The Voyageurs: Forefathers of the Métis Nation is written by Zoey Roy, a Dene, Cree and Métis poet from Peter Ballantyne Cree Nation in Saskatchewan. This book is translated by Michif Elder Norman Fleury, originally, from St. Lazare, Manitoba, and a gifted Michif storyteller. He speaks Michif, Cree, Anishinaabemowin, Dakota, French, and English. The Voyageurs is illustrated by Jerry Thistle, of Cree/Métis heritage. The Voyageurs tells an old story—integral to both the birth of the Métis Nation and to the development of Canada—in a new and engaging format.
I Place You Into the Fire by Rebecca Thomas, Mi'kmaw spoken-word artist and author of I'm Finding My Talk, shows that three similarly shaped Mi'kmaw words have drastically different meanings: kesalul means "I love you"; kesa'lul means "I hurt you"; and ke'sa'lul means "I put you into the fire." In this poetry collection, readers will feel Rebecca Thomas's deep love, pain, and frustration and loss.
I Am a Damn Savage; What Have You Done to My Country? / Eukuan nin matshi-manitu innushkueu; Tanite nene etutamin nitassi? are two books by Quebec author An Antane Kapesh, Innu.
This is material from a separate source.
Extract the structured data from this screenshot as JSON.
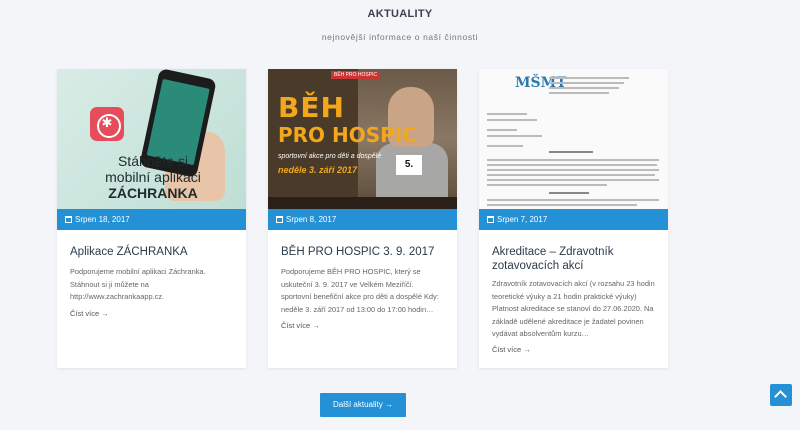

Je suis une maudite sauvagesse (1976) and Qu'as-tu fait de mon pays? (1979), are among the foregrounding works by Indigenous women in Canada. This English translation of these works, each page presented facing the revised Innu text, makes them available for the first time to a broader readership.
Orange Shirt Day tells the story of Orange Shirt Day, a day observed annually on September 30th to honour residential school survivors and their families, and to remember those who did not make it. This book explores the historical impact on Indigenous people in order to create champions who will walk a path of reconciliation through Orange Shirt Day, promoting the message that Every Child Matters. The Orange Shirt Society is a non-profit society based in Williams Lake BC that grew out of the events in 2013 inspired by Chief Robbins' vision for reconciliation.
Storying Violence: Unravelling Colonial Narratives in the Stanley Trial is written by Gina Starblanket, Cree/Saulteaux and a member of the Star Blanket Cree Nation in Treaty 4 territory; and Dallas Hunt, Cree and a member of Wapsewsipi (Swan River First Nation) in Treaty 8 territory in Northern Alberta. Storying Violence uses colonial and socio-political narratives that underlie white rural settler life to discuss the fatal shooting of Cree youth Colten Boushie by Saskatchewan farmer Gerald Stanley in August of 2016.
Inconvenient Skin / nayêhtâwan wasakay written by Shane Koyczan, Cree, and now available in paperback, is a dual language English and Cree poetry and art book. It includes the artwork by Kent Monkman, of Cree ancestry; Joseph Sánchez, a leader in Indigenous and Chicano arts since the 1970s; Jim Logan, who grew up in a Métis household; and Nadia Kwandibens Anishinaabe (Ojibwe) from the Animakee Wa Zhing #37 First Nation. The Cree translation is provided by Solomon Ratt.
Impact Colonialism in Canada is edited by Warren Cariou, Kathleen Vermette, and Niigaanwewidam James Sinclair. This is a collection of fiction, poetry, essays and creative non-fiction. This anthology features works by over 20 Indigenous Canadian writers including Beatrice Mosionier, Richard Van Camp, Rosanna Deerchild, and Janet Rogers. It focuses on the effects of colonialism in this country from both historical and contemporary perspectives.